Jason Washburn (Onbaşı): Devriyedeyken bir Iraklı kadın karşıdan geliyordu. Elinde büyük bir çanta vardı. Bize doğru ilerlediğini ve bomba taşıdığını varsayarak hemen bomba atar diye “önleyici saldırı” yaptık. Havayı kaplayan toz bulutu kalktığında çantanın içinde bizim için hazırladığı meyveler olduğunu gördük. O bize yemek getirmişti, biz onu parçalara ayırdık. Yanımızda ekstra silahlar taşıyorduk. Ne zaman masum bir sivili öldürsek hemen cesedinin üzerine bu silahı yerleştirip öldürdüğümüz kişiye direnişçi süsü veriyorduk. Bunu komutanlardan aldığımız talimatla yapıyorduk. Ölenlerin sayısı hesaplanmıyordu. Bu şekilde kaç Iraklı hayatını kaybetti bilmiyorum. Ama inanın sayısı çok fazladır.
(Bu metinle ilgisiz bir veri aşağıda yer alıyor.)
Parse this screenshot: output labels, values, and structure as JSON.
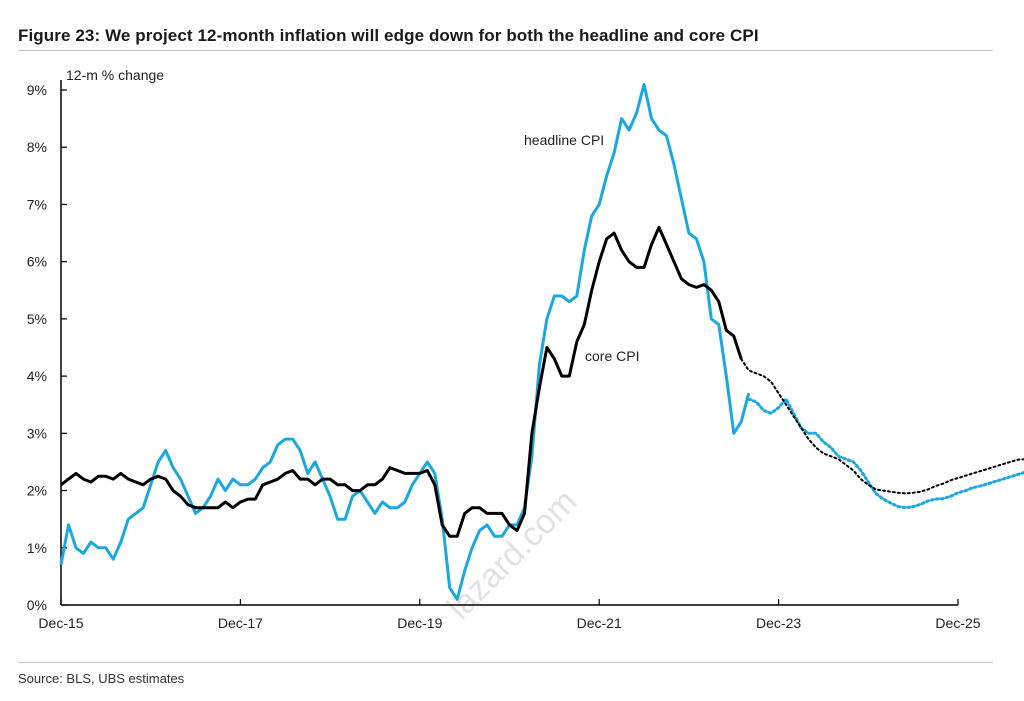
{
  "figure": {
    "title": "Figure 23: We project 12-month inflation will edge down for both the headline and core CPI",
    "source": "Source: BLS, UBS estimates",
    "watermark": "lazard.com"
  },
  "chart_data": {
    "type": "line",
    "ylabel": "12-m % change",
    "ylim": [
      0,
      9
    ],
    "yticks": [
      "0%",
      "1%",
      "2%",
      "3%",
      "4%",
      "5%",
      "6%",
      "7%",
      "8%",
      "9%"
    ],
    "xlim": [
      "2015-12",
      "2025-12"
    ],
    "xticks": [
      "Dec-15",
      "Dec-17",
      "Dec-19",
      "Dec-21",
      "Dec-23",
      "Dec-25"
    ],
    "grid": false,
    "colors": {
      "headline": "#1aa8e0",
      "core": "#000000"
    },
    "annotations": [
      {
        "text": "headline CPI",
        "series": "headline CPI"
      },
      {
        "text": "core CPI",
        "series": "core CPI"
      }
    ],
    "series": [
      {
        "name": "headline CPI",
        "actual": {
          "start": "2015-12",
          "values": [
            0.7,
            1.4,
            1.0,
            0.9,
            1.1,
            1.0,
            1.0,
            0.8,
            1.1,
            1.5,
            1.6,
            1.7,
            2.1,
            2.5,
            2.7,
            2.4,
            2.2,
            1.9,
            1.6,
            1.7,
            1.9,
            2.2,
            2.0,
            2.2,
            2.1,
            2.1,
            2.2,
            2.4,
            2.5,
            2.8,
            2.9,
            2.9,
            2.7,
            2.3,
            2.5,
            2.2,
            1.9,
            1.5,
            1.5,
            1.9,
            2.0,
            1.8,
            1.6,
            1.8,
            1.7,
            1.7,
            1.8,
            2.1,
            2.3,
            2.5,
            2.3,
            1.5,
            0.3,
            0.1,
            0.6,
            1.0,
            1.3,
            1.4,
            1.2,
            1.2,
            1.4,
            1.4,
            1.7,
            2.6,
            4.2,
            5.0,
            5.4,
            5.4,
            5.3,
            5.4,
            6.2,
            6.8,
            7.0,
            7.5,
            7.9,
            8.5,
            8.3,
            8.6,
            9.1,
            8.5,
            8.3,
            8.2,
            7.7,
            7.1,
            6.5,
            6.4,
            6.0,
            5.0,
            4.9,
            4.0,
            3.0,
            3.2,
            3.7
          ]
        },
        "projection": {
          "start": "2023-08",
          "values": [
            3.6,
            3.55,
            3.4,
            3.35,
            3.45,
            3.6,
            3.35,
            3.1,
            3.0,
            3.0,
            2.85,
            2.75,
            2.6,
            2.55,
            2.5,
            2.35,
            2.15,
            1.95,
            1.85,
            1.78,
            1.72,
            1.7,
            1.72,
            1.76,
            1.82,
            1.85,
            1.86,
            1.9,
            1.96,
            2.0,
            2.05,
            2.08,
            2.12,
            2.16,
            2.2,
            2.24,
            2.28,
            2.32
          ]
        }
      },
      {
        "name": "core CPI",
        "actual": {
          "start": "2015-12",
          "values": [
            2.1,
            2.2,
            2.3,
            2.2,
            2.15,
            2.25,
            2.25,
            2.2,
            2.3,
            2.2,
            2.15,
            2.1,
            2.2,
            2.25,
            2.2,
            2.0,
            1.9,
            1.75,
            1.7,
            1.7,
            1.7,
            1.7,
            1.8,
            1.7,
            1.8,
            1.85,
            1.85,
            2.1,
            2.15,
            2.2,
            2.3,
            2.35,
            2.2,
            2.2,
            2.1,
            2.2,
            2.2,
            2.1,
            2.1,
            2.0,
            2.0,
            2.1,
            2.1,
            2.2,
            2.4,
            2.35,
            2.3,
            2.3,
            2.3,
            2.35,
            2.1,
            1.4,
            1.2,
            1.2,
            1.6,
            1.7,
            1.7,
            1.6,
            1.6,
            1.6,
            1.4,
            1.3,
            1.6,
            3.0,
            3.8,
            4.5,
            4.3,
            4.0,
            4.0,
            4.6,
            4.9,
            5.5,
            6.0,
            6.4,
            6.5,
            6.2,
            6.0,
            5.9,
            5.9,
            6.3,
            6.6,
            6.3,
            6.0,
            5.7,
            5.6,
            5.55,
            5.6,
            5.5,
            5.3,
            4.8,
            4.7,
            4.3
          ]
        },
        "projection": {
          "start": "2023-07",
          "values": [
            4.3,
            4.1,
            4.05,
            4.0,
            3.9,
            3.7,
            3.5,
            3.3,
            3.1,
            2.9,
            2.75,
            2.65,
            2.6,
            2.55,
            2.45,
            2.35,
            2.2,
            2.1,
            2.02,
            2.0,
            1.98,
            1.96,
            1.95,
            1.96,
            1.98,
            2.02,
            2.08,
            2.12,
            2.18,
            2.22,
            2.26,
            2.3,
            2.34,
            2.38,
            2.42,
            2.46,
            2.5,
            2.54,
            2.55
          ]
        }
      }
    ]
  }
}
Hart Viges (Er): Bir keresinde direnişçilerden birinin bir takside olduğunu söyleyen komutan telsizden gördüğümüz tüm taksilere ateş açmamız emrini verdi. Hazır bekleyen keskin nişancılar şaşırmıştı, “Tüm taksilere mi ateş açacağız? Yanlış duyuyorum herhalde” dediler. Telsizden yarbayın cevabı duyuldu: Beni doğru duydun asker! Sana bütün taksilere ateş etmeni emrediyorum! Bu emir sonrası taksilere mermi yağdırmaya başladık.
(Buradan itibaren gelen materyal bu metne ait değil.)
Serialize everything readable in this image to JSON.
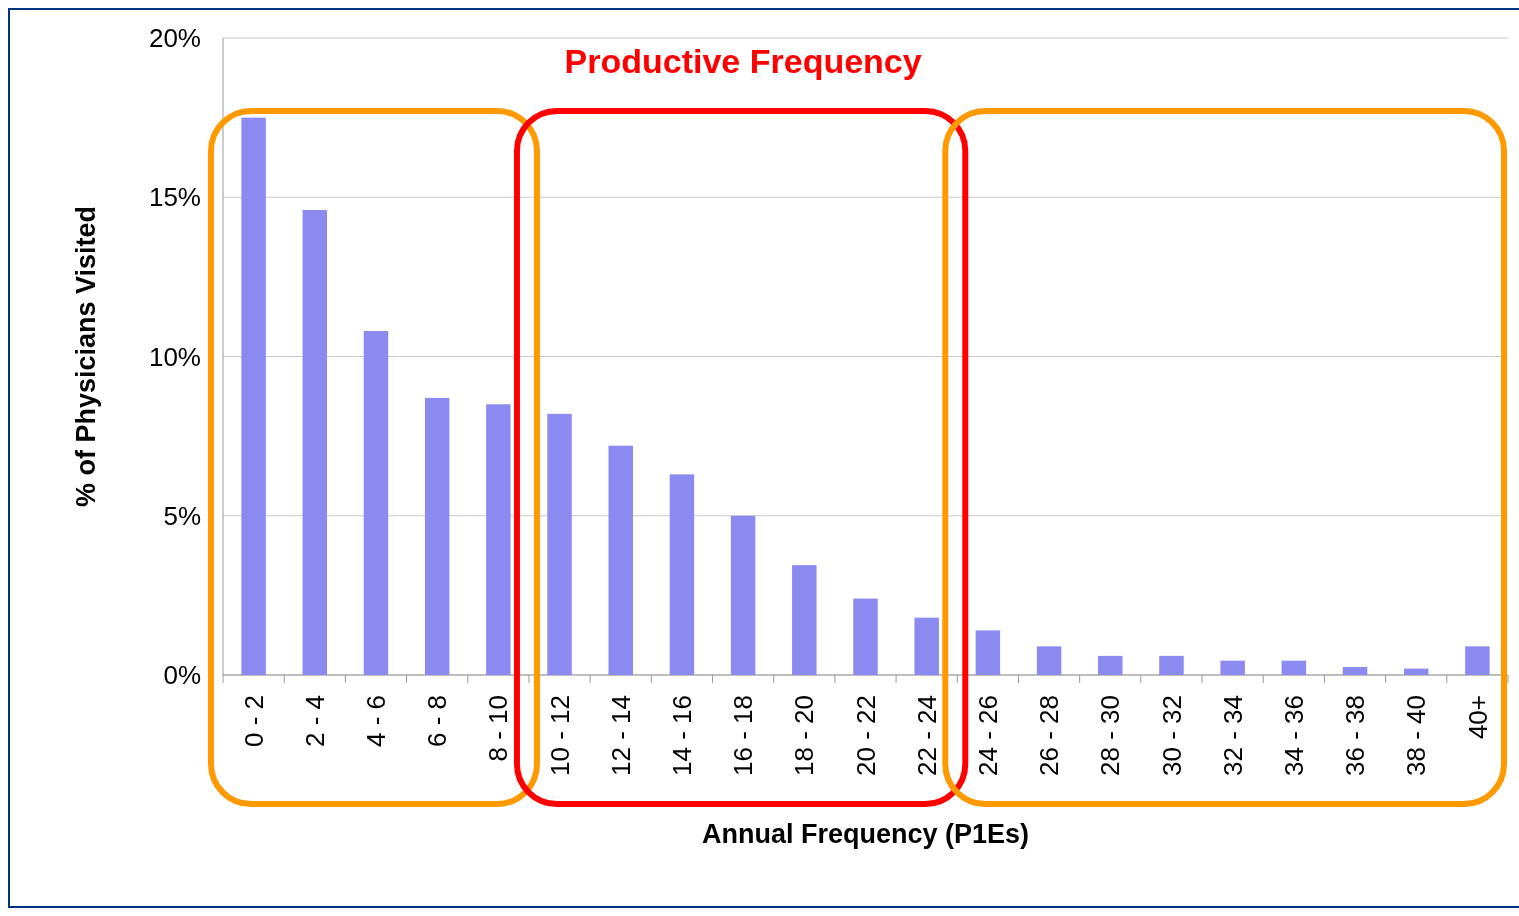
{
  "chart_data": {
    "type": "bar",
    "xlabel": "Annual Frequency (P1Es)",
    "ylabel": "% of Physicians Visited",
    "categories": [
      "0 - 2",
      "2 - 4",
      "4 - 6",
      "6 - 8",
      "8 - 10",
      "10 - 12",
      "12 - 14",
      "14 - 16",
      "16 - 18",
      "18 - 20",
      "20 - 22",
      "22 - 24",
      "24 - 26",
      "26 - 28",
      "28 - 30",
      "30 - 32",
      "32 - 34",
      "34 - 36",
      "36 - 38",
      "38 - 40",
      "40+"
    ],
    "values": [
      17.5,
      14.6,
      10.8,
      8.7,
      8.5,
      8.2,
      7.2,
      6.3,
      5.0,
      3.45,
      2.4,
      1.8,
      1.4,
      0.9,
      0.6,
      0.6,
      0.45,
      0.45,
      0.25,
      0.2,
      0.9
    ],
    "color": "#8a8af0",
    "ylim": [
      0,
      20
    ],
    "yticks": [
      {
        "value": 0,
        "label": "0%"
      },
      {
        "value": 5,
        "label": "5%"
      },
      {
        "value": 10,
        "label": "10%"
      },
      {
        "value": 15,
        "label": "15%"
      },
      {
        "value": 20,
        "label": "20%"
      }
    ],
    "grid": "y",
    "annotations": [
      "Productive Frequency"
    ]
  }
}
Scott Ewing (Er): Çocuklara şeker vermemizin onları çok sevmemizden kaynaklandığını düşünüyorsanız yanılıyorsunuz. Çocuklar araçlarımızın yanında olduğu zaman direnişçiler bize ateş açamıyordu. Bu nedenle sürekli şeker dağıtarak çocukları “canlı kalkan” olarak kullanıyorduk. Bize dağıtılan uyarı metinlerinde insanlara silahlı olduklarından emin olmadıkça ateş açmamamız öğütleniyordu. Ancak kâğıtların son bölümünde “Bu kurallar hayatınızı tehlikeye atmanızı gerektirmiyor” notu vardı.
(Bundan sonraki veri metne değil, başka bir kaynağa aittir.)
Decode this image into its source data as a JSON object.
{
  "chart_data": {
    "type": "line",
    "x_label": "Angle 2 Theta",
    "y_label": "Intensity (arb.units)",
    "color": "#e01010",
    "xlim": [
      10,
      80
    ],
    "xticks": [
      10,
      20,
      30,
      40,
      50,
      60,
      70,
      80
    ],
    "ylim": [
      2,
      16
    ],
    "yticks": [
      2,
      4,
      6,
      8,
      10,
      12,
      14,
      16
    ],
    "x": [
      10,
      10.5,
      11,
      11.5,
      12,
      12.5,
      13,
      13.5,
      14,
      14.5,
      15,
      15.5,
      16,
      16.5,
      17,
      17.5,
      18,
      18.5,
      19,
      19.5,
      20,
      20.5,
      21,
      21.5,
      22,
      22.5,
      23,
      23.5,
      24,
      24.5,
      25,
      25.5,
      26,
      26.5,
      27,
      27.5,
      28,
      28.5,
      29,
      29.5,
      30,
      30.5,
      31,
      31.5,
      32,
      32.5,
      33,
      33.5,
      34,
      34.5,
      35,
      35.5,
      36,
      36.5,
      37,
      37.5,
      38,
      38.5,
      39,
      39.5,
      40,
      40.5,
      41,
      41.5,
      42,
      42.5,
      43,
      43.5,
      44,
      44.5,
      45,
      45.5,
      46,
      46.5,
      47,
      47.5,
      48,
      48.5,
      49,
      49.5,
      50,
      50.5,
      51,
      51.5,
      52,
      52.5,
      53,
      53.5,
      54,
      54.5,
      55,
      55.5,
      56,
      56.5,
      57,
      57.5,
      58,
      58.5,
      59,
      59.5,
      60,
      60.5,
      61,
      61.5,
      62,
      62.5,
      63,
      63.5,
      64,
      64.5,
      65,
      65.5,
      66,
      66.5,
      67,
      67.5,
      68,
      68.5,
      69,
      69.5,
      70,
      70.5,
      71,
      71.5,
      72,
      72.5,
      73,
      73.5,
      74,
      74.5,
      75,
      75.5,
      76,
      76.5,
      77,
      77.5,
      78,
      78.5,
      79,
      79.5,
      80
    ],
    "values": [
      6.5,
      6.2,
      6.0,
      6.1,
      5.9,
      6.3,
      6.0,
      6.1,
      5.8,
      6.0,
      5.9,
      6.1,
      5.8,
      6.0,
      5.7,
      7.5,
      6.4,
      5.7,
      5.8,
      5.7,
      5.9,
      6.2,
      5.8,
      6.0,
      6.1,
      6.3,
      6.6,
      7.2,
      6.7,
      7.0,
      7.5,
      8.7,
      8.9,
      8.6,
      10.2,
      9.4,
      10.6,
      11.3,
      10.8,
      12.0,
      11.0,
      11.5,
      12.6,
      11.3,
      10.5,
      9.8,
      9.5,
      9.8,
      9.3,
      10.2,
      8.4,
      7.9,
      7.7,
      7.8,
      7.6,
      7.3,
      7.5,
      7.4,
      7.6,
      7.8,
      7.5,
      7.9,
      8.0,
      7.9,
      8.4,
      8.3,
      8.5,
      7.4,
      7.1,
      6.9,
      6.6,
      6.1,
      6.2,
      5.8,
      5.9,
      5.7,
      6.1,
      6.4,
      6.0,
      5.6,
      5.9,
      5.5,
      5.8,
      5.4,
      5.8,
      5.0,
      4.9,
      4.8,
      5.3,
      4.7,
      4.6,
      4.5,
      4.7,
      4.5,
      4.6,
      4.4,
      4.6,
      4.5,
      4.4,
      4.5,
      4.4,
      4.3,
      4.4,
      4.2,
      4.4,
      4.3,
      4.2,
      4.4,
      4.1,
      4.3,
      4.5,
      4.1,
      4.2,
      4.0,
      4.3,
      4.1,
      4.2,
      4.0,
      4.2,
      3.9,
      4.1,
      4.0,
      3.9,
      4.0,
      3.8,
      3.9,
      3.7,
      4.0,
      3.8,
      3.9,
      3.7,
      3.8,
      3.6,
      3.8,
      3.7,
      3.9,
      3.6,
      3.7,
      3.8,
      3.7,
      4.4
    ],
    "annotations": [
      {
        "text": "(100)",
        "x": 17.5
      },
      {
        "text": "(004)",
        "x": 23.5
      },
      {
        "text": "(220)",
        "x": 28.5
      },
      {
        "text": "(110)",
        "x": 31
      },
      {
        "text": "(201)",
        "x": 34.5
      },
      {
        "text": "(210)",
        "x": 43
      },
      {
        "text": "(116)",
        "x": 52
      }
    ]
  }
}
Cliff Hicks (Er): Amerikalı  yarbayın aracına bir apartmandan ateş açıldı. Bir şey olmamıştı ama yarbay çok sinirlendi. Ertesi gece bir C-130 o apartmanı yerle bir etti. Oysaki daha sabah içinde onlarca ailenin olduğunu görmüştük.
• • •
İşte ‘gönlü her zaman demokrasi ve barıştan yana!’ olan bir ülkenin gerçek hikâyesi. Parasız pulsuz, aşsız susuz, ezilmiş, sömürülmüş bir halk üzerinde postalları ve silahlarıyla tepinen bir ordu... Savaş çıkarmak için ortaya konulan bahaneler, barışı kurmak için sıralanan nedenlerden her zaman daha çok... Tıpkı dünyanın kanlı tarihini yazan diğer kardeş ülkelerin hikâyelerinde olduğu gibi.